Keywood also noted that the company’s annual run rate now exceeds $400 million in sales with a path towards $100 million in adjusted EBITDA, a significant step forward from the reported $50 million in sales and negative adjusted EBITDA in 2020. In fact, for the upcoming third quarter projections alone, Keywood expects the company to report $88 million in sales for a sixfold year-over-year increase, along with $18 million in adjusted EBITDA for an approximate 20 per cent margin.

“WELL has been working hard to integrate, streamline operations and activate network effects and we are excited to report that the results are excellent, mainly because WELL has phenomenal business unit leaders and operators,” said Hamed Shahbazi, WELL’s Founder and CEO in the company’s October 28 press release. “Our tech enablement of healthcare practitioners plus capital allocation program is working and as a result, we are experiencing unprecedented growth. We look forward to speaking to this acceleration of organic growth across our business at our upcoming earnings event.”

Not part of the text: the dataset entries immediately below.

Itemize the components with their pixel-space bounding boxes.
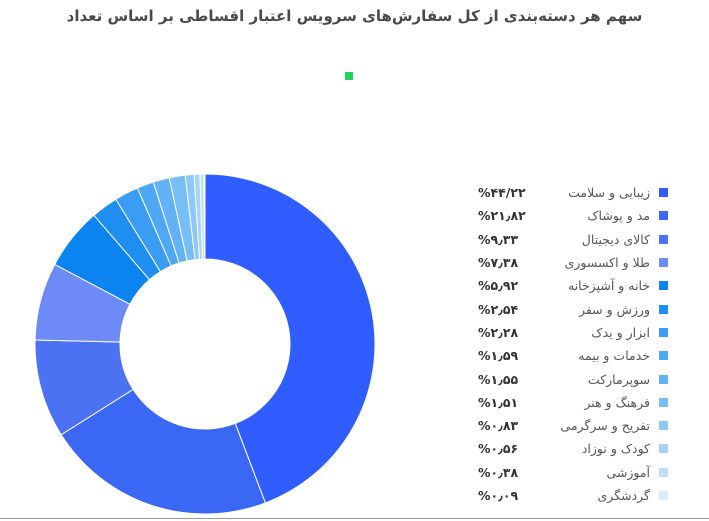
legend-value: %۱٫۵۵ — [478, 371, 519, 387]
legend-item-7[interactable]: خدمات و بیمه %۱٫۵۹ — [478, 344, 668, 367]
legend-key: خانه و آشپزخانه — [568, 278, 668, 293]
legend-label: کودک و نوزاد — [581, 441, 650, 457]
legend-value: %۰٫۰۹ — [478, 488, 519, 503]
legend-value: %۰٫۸۳ — [478, 418, 519, 434]
legend-swatch — [659, 188, 668, 198]
legend-key: کالای دیجیتال — [582, 232, 668, 247]
legend-swatch — [659, 281, 668, 291]
legend-value: %۴۴/۲۲ — [478, 185, 526, 201]
legend-item-10[interactable]: تفریح و سرگرمی %۰٫۸۳ — [478, 414, 668, 437]
legend-item-12[interactable]: آموزشی %۰٫۳۸ — [478, 461, 668, 484]
legend-key: ورزش و سفر — [579, 302, 668, 317]
legend-key: طلا و اکسسوری — [565, 255, 668, 270]
legend-swatch — [659, 397, 668, 407]
legend-swatch — [659, 211, 668, 221]
legend-swatch — [659, 234, 668, 244]
legend-value: %۱٫۵۱ — [478, 394, 519, 410]
legend-swatch — [659, 327, 668, 337]
legend-value: %۲٫۲۸ — [478, 324, 519, 340]
legend-label: زیبایی و سلامت — [568, 185, 650, 201]
bottom-divider — [0, 518, 709, 519]
legend-key: آموزشی — [606, 465, 668, 480]
legend-swatch — [659, 491, 668, 500]
legend-item-5[interactable]: ورزش و سفر %۲٫۵۴ — [478, 297, 668, 320]
legend-label: سوپرمارکت — [587, 371, 650, 387]
legend-swatch — [659, 421, 668, 431]
legend-value: %۵٫۹۲ — [478, 278, 519, 294]
legend-label: ورزش و سفر — [578, 301, 650, 317]
legend-swatch — [659, 374, 668, 384]
legend-key: کودک و نوزاد — [582, 441, 668, 456]
legend-swatch — [659, 304, 668, 314]
legend-item-3[interactable]: طلا و اکسسوری %۷٫۳۸ — [478, 251, 668, 274]
donut-slice-1[interactable] — [60, 388, 267, 515]
legend-label: گردشگری — [597, 488, 650, 503]
legend-item-2[interactable]: کالای دیجیتال %۹٫۳۳ — [478, 228, 668, 251]
legend-key: تفریح و سرگرمی — [560, 418, 668, 433]
legend-key: سوپرمارکت — [588, 372, 668, 387]
legend-key: گردشگری — [598, 488, 668, 503]
legend-key: فرهنگ و هنر — [584, 395, 668, 410]
legend-label: کالای دیجیتال — [581, 231, 650, 247]
legend-key: خدمات و بیمه — [578, 348, 668, 363]
legend-swatch — [659, 351, 668, 361]
legend-value: %۱٫۵۹ — [478, 348, 519, 364]
legend-key: ابزار و یدک — [591, 325, 668, 340]
legend-value: %۰٫۳۸ — [478, 464, 519, 480]
legend-swatch — [659, 258, 668, 268]
legend-label: تفریح و سرگرمی — [560, 418, 650, 434]
legend-item-4[interactable]: خانه و آشپزخانه %۵٫۹۲ — [478, 274, 668, 297]
legend-label: ابزار و یدک — [591, 324, 650, 340]
legend-item-0[interactable]: زیبایی و سلامت %۴۴/۲۲ — [478, 181, 668, 204]
legend-value: %۹٫۳۳ — [478, 231, 519, 247]
legend-value: %۰٫۵۶ — [478, 441, 519, 457]
legend-value: %۲٫۵۴ — [478, 301, 519, 317]
legend-item-8[interactable]: سوپرمارکت %۱٫۵۵ — [478, 367, 668, 390]
legend-label: خدمات و بیمه — [578, 348, 650, 364]
chart-legend: زیبایی و سلامت %۴۴/۲۲ مد و پوشاک %۲۱٫۸۲ کالا… — [478, 181, 668, 507]
legend-value: %۲۱٫۸۲ — [478, 208, 526, 224]
legend-label: خانه و آشپزخانه — [567, 278, 650, 294]
legend-label: طلا و اکسسوری — [564, 255, 650, 271]
donut-slice-0[interactable] — [204, 173, 376, 504]
legend-item-11[interactable]: کودک و نوزاد %۰٫۵۶ — [478, 437, 668, 460]
legend-key: مد و پوشاک — [587, 208, 668, 223]
legend-label: مد و پوشاک — [587, 208, 650, 224]
series-marker — [345, 72, 353, 80]
legend-item-6[interactable]: ابزار و یدک %۲٫۲۸ — [478, 321, 668, 344]
legend-swatch — [659, 444, 668, 454]
donut-slices — [34, 173, 376, 515]
legend-item-9[interactable]: فرهنگ و هنر %۱٫۵۱ — [478, 391, 668, 414]
legend-label: فرهنگ و هنر — [584, 394, 650, 410]
donut-slice-13[interactable] — [203, 173, 206, 260]
legend-item-1[interactable]: مد و پوشاک %۲۱٫۸۲ — [478, 204, 668, 227]
legend-item-13[interactable]: گردشگری %۰٫۰۹ — [478, 484, 668, 507]
legend-key: زیبایی و سلامت — [568, 185, 668, 200]
legend-value: %۷٫۳۸ — [478, 255, 519, 271]
legend-label: آموزشی — [606, 464, 650, 480]
chart-title: سهم هر دسته‌بندی از کل سفارش‌های سرویس ا… — [66, 7, 643, 25]
legend-swatch — [659, 467, 668, 477]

Keywood’s financial projections have WELL Health on a steep and sustained ascent, as he forecasts revenue of $274.2 million in 2021 for a potential year-over-year increase of 446 per cent. For 2022, Keywood projects $426.9 million in revenue for a potential year-over-year increase of 55.7 per cent.

Meanwhile, Keywood expects WELL Health’s EBITDA to turn positive for the first time in 2021 at a projection of $54.1 million to yield a margin of 19.7 per cent, with a further increase to a projected $92.6 million in 2022 for a margin of 21.7 per cent.

The analyst is projecting the company’s EV/Revenue multiple to drop from the reported 32.4x in 2020 to a projected 5.9x in 2021, then dropping to a projected 3.8x in 2022. Meanwhile, Keywood projects the company’s EV/EBITDA multiple for the first time in 2021 at 30.1x before dropping to a projected 17.6x in 2022.

With earnings per share projected to be $0.25/share in 2022, Keywood also projects a price-earnings multiple for the first time that year at 26.5x.

According to Keywood, WELL still trades below its peer group at 3.8x pro forma sales compared to the comparable average of 8x, with Keywood noting that most of those peers are not profitable operations, and that WELL can further boost its status through the demonstration of organic growth and the realization of profit and cash flow.

Overall, Keywood believes WELL Health is simply reaffirming Stifel’s thesis, and is confident in the company’s continued progression moving forward.

“WELL acquires healthcare assets and digitizes operations and cross-sells other acquired technologies,” Keywood said. “WELL has created a unique and diversified healthcare ecosystem, and we now expect a greater focus on driving revenue synergies and organic growth, along with attention to FCF.”

WELL Health’s stock price is down 14.8 per cent for the year to date, hitting a high point of $9.23/share on February 24 before going back up and then down again, bottoming out at $6.52/share on Wednesday.

Disclosure: Nick Waddell and Jayson MacLean own shares in WELL Health Technologies and WELL is an annual sponsor of Cantech Letter.